Daphné a calqué son comportement sur les garçons de la famille, qui ne sont pas des modèles de romantisme. Pour eux, les gestes affectifs sont remplacés par les tapes dans le dos. Edelweiss, quant à elle, a pris l'habitude de se tenir à distance, même envers les membres de sa propre famille. C'est pourquoi sa demande soudaine est aussi surprenante.
_ mais, se plaint Daphné avec gêne, les câlins, c'est nul. Et puis si on est malades, faut qu'on se repose.
_ S'il te plait...
l'insecte trouve le courage de se tourner vers sa sœur. Son visage est tuméfié, et recouvert d'égratignures. Le sang de certaines a été mêlé à ses larmes qui ont imprégné ses joues rougies. Elle a même une coupure à la base du cou, et au coin de l'oeil. Elle a un regard montrant toute la terreur et la douleur qu'elle peut ressentir à cet instant.
_ Qui t'a fait ça ? Demande Daphné.
_ Je suis tombée dans un escalier, répond Edelweiss avec un sourire qui se veut rassurant.
_ C'est pour ça que t'as des bleus ?
_ Oui...
_ C'est pour ça que tu pleures ?
_ Oui...
_ C'est pour ça que t'es malade ?
_ … Oui.
Un instant passe, sans qu'elles échangent de nouvelles paroles. Mais le regard de chacune est plongé dans les yeux de l'autre. Et la petite fille aux cheveux bleus finit par baisser le regard, indécise, face à sa soeur adoptive aux cheveux rouges.

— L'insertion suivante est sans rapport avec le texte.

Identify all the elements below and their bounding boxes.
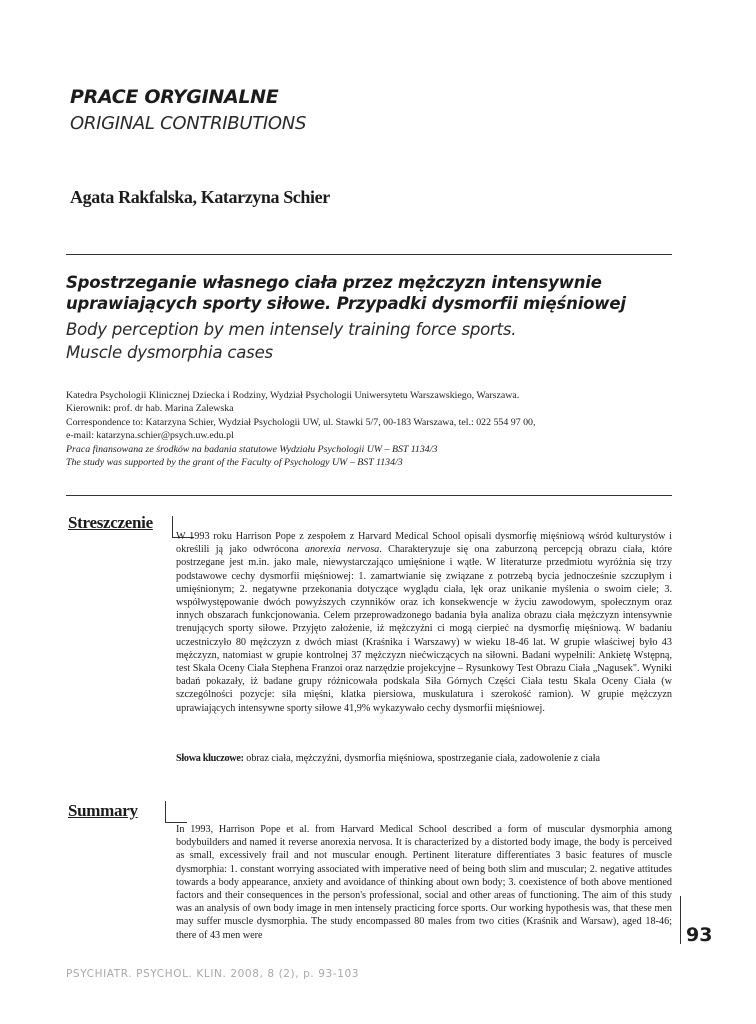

Sans dire que les deux sœurs s'entendent franchement, elles ont une relation pour le moins étrange. Daphné ne perd jamais une occasion d'ennuyer Edelweiss, et cette dernière passe le plus clair de son temps à lui faire des reproches. Mais leur relation dépasse ce stade. Chacune sait ce que l'autre pense. À leur façon, elles s'aiment, comme si elles étaient réellement sœurs. Edelweiss adore prendre soin de Daphné, et la dragonne, malgré son désamour pour les histoires à l'eau de rose dont raffole sa sœur, l'admire chaque jour un peu plus que le précédent. Leurs regards et leurs silences suffisent. S'il n'y a aucun mot affectueux entre elles, leurs gestes sont bien plus tendres que mille paroles.
_ D'accord, souffle la fillette en se passant la main derrière sa corne, gênée. Mais tu le dis pas aux garçons, sinon j'te parle plus.
_ Et toi, tu ne diras pas que j'ai pleuré, ça sera notre secret.
_ Promis ?
_ Juré.
La fillette ouvre sa couverture et grimpe aux côtés de son aînée, avant de se blottir contre elle. Edelweiss la serre dans ses bras, très fort. Trop fort. Mais elle n'a pas le courage de le lui dire. Elle en profite pour étendre la couverture sur le dos d'Edel. Sans avoir à chercher, elle sait ce qui s'est passé. Un discourt aurait été parfaitement inutile. Alors qu'Edelweiss se remet à pleurer de plus belle, Daphné lui caresse les cheveux.
_ Tu sais, moi si je retrouve l'escalier qui t'a fait ça, je lui casse la figure.
_ J'en suis sure, répond la jeune fille avec un léger rire entre deux sanglots.
Elles restent ainsi jusqu'à ce que maman revienne des courses. C'est bien la première, et sans doute la seule fois qu'elles ont un geste si affectueux l'une envers l'autre. Et jamais plus elle n'en reparleront.